Improving economic conditions have finally caught up to millennials, providing them with a brighter job market, according to the United States Department of Labor.
But a recent Federal Reserve Bank of New York report says the devil is in the details. Not all new college graduates are doing equally well. The kind of degree they earned is an enormous factor in the job hunt.
“There’s no question that your field of study significantly alters your prospects, but even having chosen the right field is no guarantee,” says Matt Stewart, an entrepreneur and co-founder of College Works Painting (www.collegeworks.com), an internship program that provides practical business experience for college students.
“How you approach your field, such as engagement at an internship, can boost your professional prospects immensely.”
For example, interns with College Works Painting operate their own house-painting business with hands-on guidance from mentors. They learn valuable leadership skills by functioning as leaders in a business.
“Unemployment for our alumni has remained at less than 4 percent, including when youth unemployment exceeded 16 percent a few years ago,” Stewart says. “This kind of challenging yet fun student experience helps ensure a good career for college graduates right out of the gate.”
He offers tips about what students should look for in an internship so they can gain the professional experience they need to land a job after graduation.
• Know what you will actually be doing. While simply being in a company’s culture has value, many businesses assign students to their lowest-level work. Grunt work, to some extent, is a fact of life in most professions. But that kind of work won’t propel a student’s career. Consider an internship that gives you real responsibility and provides experiences that will definitely come in handy in your future career.

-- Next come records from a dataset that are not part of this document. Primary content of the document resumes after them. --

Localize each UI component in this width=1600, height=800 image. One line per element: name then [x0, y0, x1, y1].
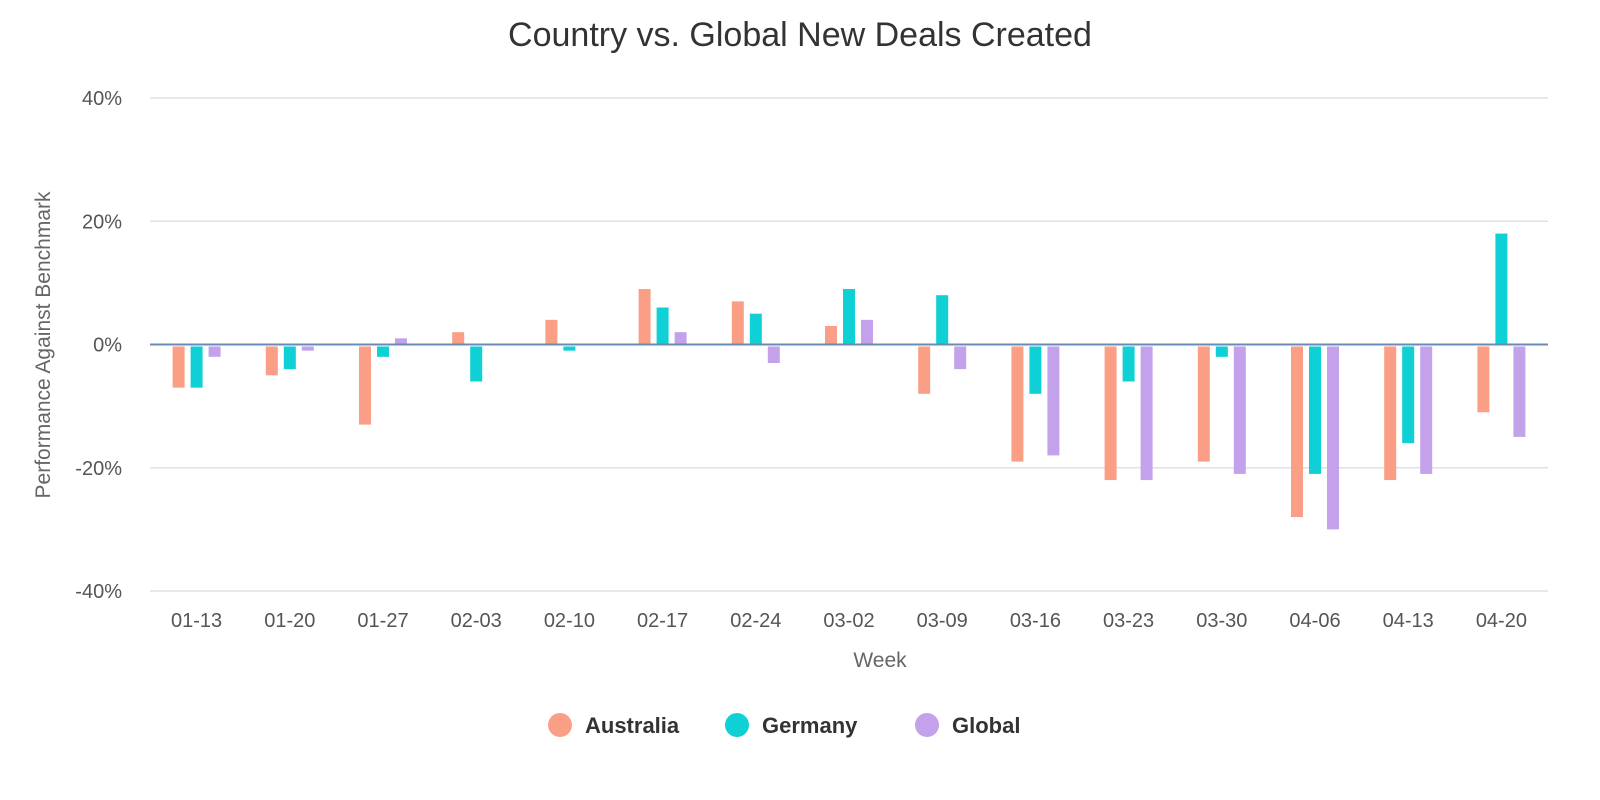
bar-australia-04-13[interactable] [1384, 346, 1397, 481]
y-axis-ticks: 40% 20% 0% -20% -40% [75, 88, 122, 603]
legend-swatch [725, 713, 749, 737]
legend-item-global[interactable]: Global [915, 713, 1020, 738]
bar-australia-03-09[interactable] [918, 346, 931, 394]
x-tick-label: 03-30 [1196, 610, 1247, 632]
bar-global-04-20[interactable] [1513, 346, 1526, 437]
bar-australia-01-13[interactable] [172, 346, 185, 388]
y-tick-label: -20% [75, 458, 122, 480]
x-tick-label: 01-13 [171, 610, 222, 632]
y-tick-label: 0% [93, 335, 122, 357]
x-tick-label: 01-20 [264, 610, 315, 632]
bars-layer [172, 233, 1526, 530]
legend-item-germany[interactable]: Germany [725, 713, 858, 738]
bar-germany-01-20[interactable] [283, 346, 296, 370]
x-tick-label: 02-03 [451, 610, 502, 632]
legend: Australia Germany Global [548, 713, 1020, 738]
chart-title: Country vs. Global New Deals Created [508, 16, 1092, 54]
bar-global-02-24[interactable] [767, 346, 780, 363]
bar-germany-03-02[interactable] [843, 289, 855, 345]
bar-australia-03-16[interactable] [1011, 346, 1024, 462]
legend-label: Australia [585, 713, 680, 738]
bar-global-03-09[interactable] [954, 346, 967, 370]
grid-layer [150, 97, 1548, 592]
legend-label: Global [952, 713, 1020, 738]
bar-global-03-02[interactable] [861, 319, 873, 345]
bar-germany-04-20[interactable] [1495, 233, 1508, 345]
bar-global-04-06[interactable] [1327, 346, 1339, 530]
bar-global-04-13[interactable] [1420, 346, 1433, 474]
x-tick-label: 03-09 [917, 610, 968, 632]
x-tick-label: 03-02 [823, 610, 874, 632]
bar-global-01-27[interactable] [395, 338, 407, 345]
bar-germany-02-03[interactable] [470, 346, 483, 382]
bar-global-03-30[interactable] [1233, 346, 1246, 474]
x-tick-label: 03-23 [1103, 610, 1154, 632]
bar-global-01-20[interactable] [301, 346, 314, 351]
bar-germany-02-10[interactable] [563, 346, 576, 351]
bar-global-03-23[interactable] [1140, 346, 1153, 481]
bar-australia-03-02[interactable] [825, 326, 837, 345]
y-tick-label: -40% [75, 581, 122, 603]
bar-germany-02-24[interactable] [749, 313, 762, 345]
bar-germany-03-30[interactable] [1215, 346, 1228, 357]
x-axis-label: Week [853, 649, 907, 672]
bar-australia-02-03[interactable] [452, 332, 465, 345]
y-axis-label: Performance Against Benchmark [32, 191, 55, 498]
bar-germany-03-23[interactable] [1122, 346, 1135, 382]
bar-global-02-17[interactable] [674, 332, 687, 345]
bar-australia-04-20[interactable] [1477, 346, 1490, 413]
bar-australia-02-10[interactable] [545, 319, 558, 345]
bar-germany-02-17[interactable] [656, 307, 669, 345]
bar-australia-02-24[interactable] [731, 301, 744, 345]
bar-australia-02-17[interactable] [638, 289, 651, 345]
y-tick-label: 40% [82, 88, 122, 110]
x-axis-ticks: 01-13 01-20 01-27 02-03 02-10 02-17 02-24 03-02… [171, 610, 1527, 632]
legend-item-australia[interactable]: Australia [548, 713, 680, 738]
x-tick-label: 03-16 [1010, 610, 1061, 632]
bar-germany-01-13[interactable] [190, 346, 203, 388]
bar-germany-03-09[interactable] [936, 295, 949, 345]
legend-label: Germany [762, 713, 858, 738]
bar-australia-03-30[interactable] [1197, 346, 1210, 462]
x-tick-label: 02-17 [637, 610, 688, 632]
bar-australia-01-27[interactable] [359, 346, 371, 425]
bar-australia-04-06[interactable] [1291, 346, 1303, 518]
bar-global-03-16[interactable] [1047, 346, 1060, 456]
bar-germany-04-13[interactable] [1402, 346, 1415, 444]
bar-germany-01-27[interactable] [377, 346, 389, 357]
bar-australia-03-23[interactable] [1104, 346, 1117, 481]
x-tick-label: 02-10 [544, 610, 595, 632]
bar-germany-03-16[interactable] [1029, 346, 1042, 394]
x-tick-label: 02-24 [730, 610, 781, 632]
bar-australia-01-20[interactable] [265, 346, 278, 376]
legend-swatch [915, 713, 939, 737]
bar-germany-04-06[interactable] [1309, 346, 1321, 474]
x-tick-label: 01-27 [357, 610, 408, 632]
y-tick-label: 20% [82, 211, 122, 233]
x-tick-label: 04-06 [1289, 610, 1340, 632]
legend-swatch [548, 713, 572, 737]
x-tick-label: 04-13 [1383, 610, 1434, 632]
bar-global-01-13[interactable] [208, 346, 221, 357]
x-tick-label: 04-20 [1476, 610, 1527, 632]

• Consider a company’s internship recognition. Don’t accept an internship with just any organization. Think about the business awards the company has won, the type of articles that have been written about the company, and how the company contributes to their industry and community. If you can, get information on how other former interns fared.
• For any student, real experience is crucial. Whether you’re an artist, athlete, musician, theater major, English student, a STEM-field student, or a business major or future entrepreneur, getting experience often comes with a heavy price. This includes the loss of personal or family finances. Look for opportunities that provide guidance while allowing you to apply skills to real-life challenges such as budgeting, marketing, and managing employees. These are transferable skills that apply to any industry.
“Regardless of how the economy is doing, you’ll want to put forth your best effort,” Stewart says. “As we’ve seen, the market can take a nosedive at any time.”